The biggest question lies with whether or not marketers can actually prove this investment works for them, and that’s what The Drum, a global media platform and the biggest marketing website in Europe, set out to uncover in this new report.
The Drum conducted a survey and looked at how brands (B2B, B2C, and agencies) across the world currently advertise, how they’re measuring the effectiveness of their ad dollars, their experience with certain media platforms, and how marketers generally feel about the efficacy of brand advertising today.
Among the full results of the survey, here’s what we found most noteworthy:
- Only a quarter of brand respondents were able to attribute increased brand awareness to their spending on advertising.
- The most popular way of measuring return on investment in brand advertising is through clicks (62%), followed by impressions, conversions/assisted conversions, and increased sales correlating with the campaign period (all 60%).
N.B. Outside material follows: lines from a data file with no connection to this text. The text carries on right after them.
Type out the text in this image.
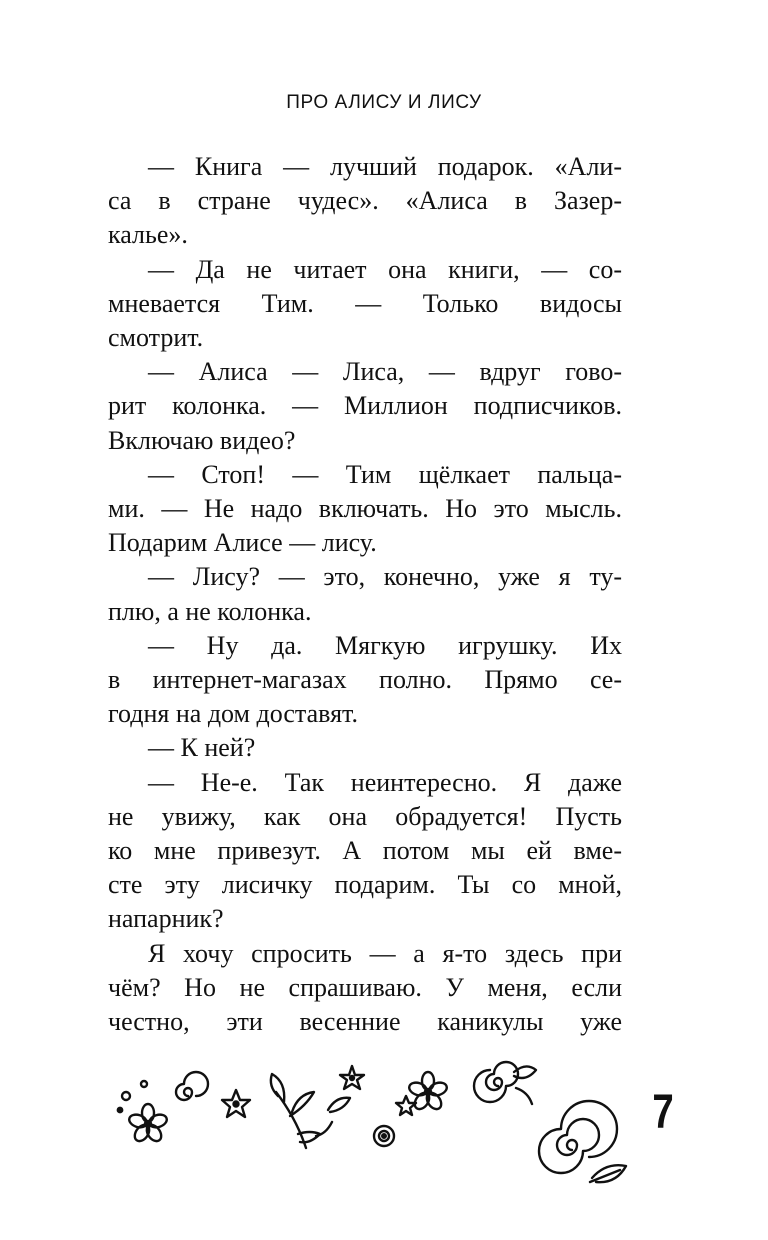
ПРО АЛИСУ И ЛИСУ

— Книга — лучший подарок. «Али-
са в стране чудес». «Алиса в Зазер-
калье».

— Да не читает она книги, — со-
мневается Тим. — Только видосы
смотрит.

— Алиса — Лиса, — вдруг гово-
рит колонка. — Миллион подписчиков.
Включаю видео?

— Стоп! — Тим щёлкает пальца-
ми. — Не надо включать. Но это мысль.
Подарим Алисе — лису.

— Лису? — это, конечно, уже я ту-
плю, а не колонка.

— Ну да. Мягкую игрушку. Их
в интернет-магазах полно. Прямо се-
годня на дом доставят.

— К ней?

— Не-е. Так неинтересно. Я даже
не увижу, как она обрадуется! Пусть
ко мне привезут. А потом мы ей вме-
сте эту лисичку подарим. Ты со мной,
напарник?

Я хочу спросить — а я-то здесь при
чём? Но не спрашиваю. У меня, если
честно, эти весенние каникулы уже

7
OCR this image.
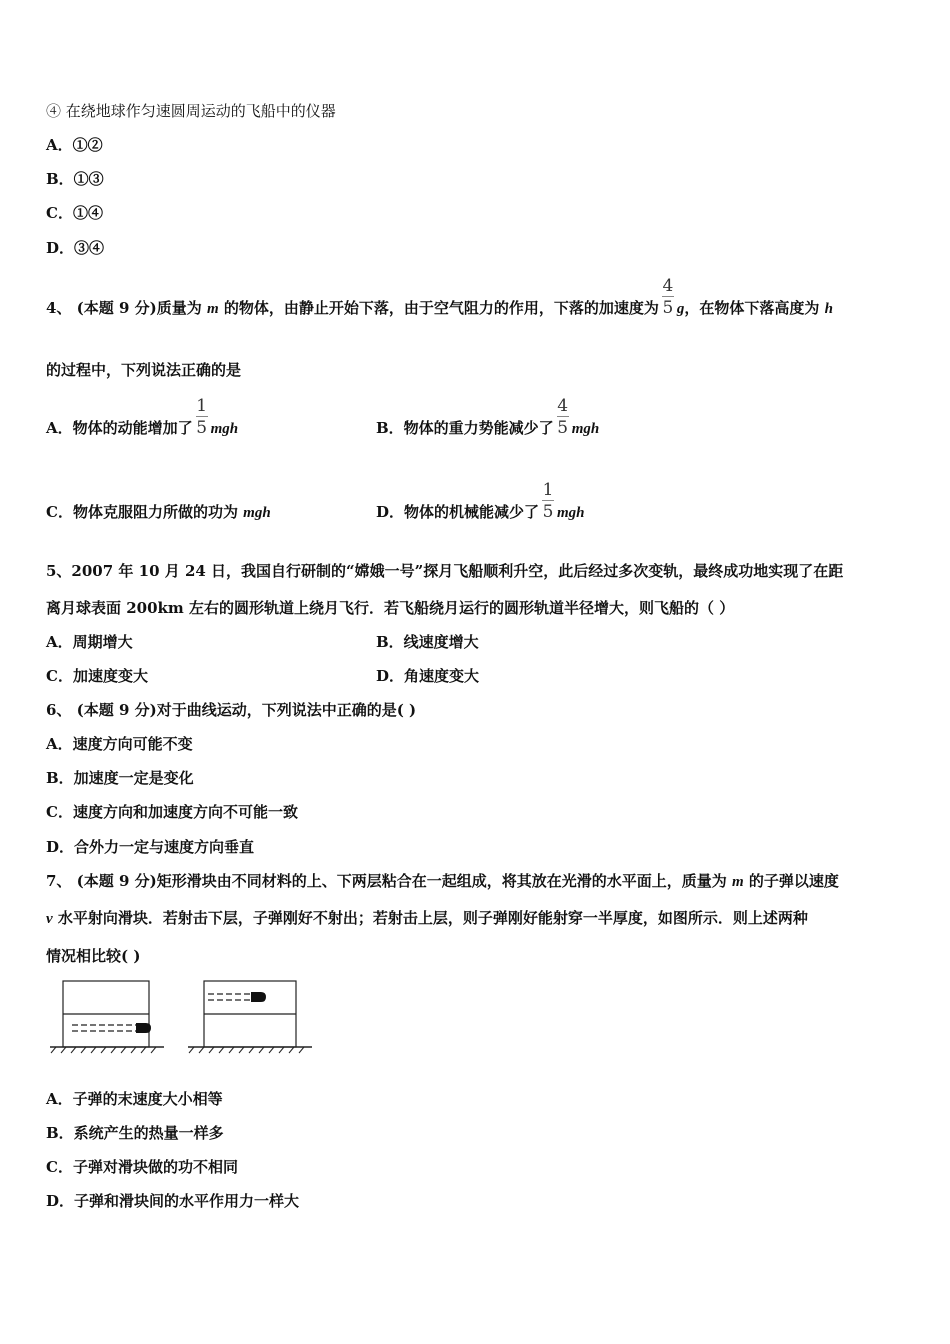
④ 在绕地球作匀速圆周运动的飞船中的仪器
A．①②
B．①③
C．①④
D．③④
4、 (本题 9 分)质量为 m 的物体，由静止开始下落，由于空气阻力的作用，下落的加速度为 $\frac{4}{5}$ g，在物体下落高度为 h
的过程中，下列说法正确的是
A．物体的动能增加了 $\frac{1}{5}$ mgh	B．物体的重力势能减少了 $\frac{4}{5}$ mgh
C．物体克服阻力所做的功为 mgh	D．物体的机械能减少了 $\frac{1}{5}$ mgh
5、2007 年 10 月 24 日，我国自行研制的“嫦娥一号”探月飞船顺利升空，此后经过多次变轨，最终成功地实现了在距
离月球表面 200km 左右的圆形轨道上绕月飞行．若飞船绕月运行的圆形轨道半径增大，则飞船的（ ）
A．周期增大	B．线速度增大
C．加速度变大	D．角速度变大
6、 (本题 9 分)对于曲线运动，下列说法中正确的是( )
A．速度方向可能不变
B．加速度一定是变化
C．速度方向和加速度方向不可能一致
D．合外力一定与速度方向垂直
7、 (本题 9 分)矩形滑块由不同材料的上、下两层粘合在一起组成，将其放在光滑的水平面上，质量为 m 的子弹以速度
v 水平射向滑块．若射击下层，子弹刚好不射出；若射击上层，则子弹刚好能射穿一半厚度，如图所示．则上述两种
情况相比较( )
A．子弹的末速度大小相等
B．系统产生的热量一样多
C．子弹对滑块做的功不相同
D．子弹和滑块间的水平作用力一样大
- Almost a third (30%) of respondents said they didn’t measure brand perception at all, meaning they have no way of knowing whether what they spend on brand advertising is having any effect.
- 38% of respondents said they’re unsure if they trust Google, Facebook, and other advertising platforms to provide accurate counts on impressions, clicks, and video view counts.
Despite all of the uncertainty around brand advertising, businesses continue to spend billions on ads they aren’t even sure are working for their brands. Marketers need to find a better way to build awareness and brand affinity with the right people online.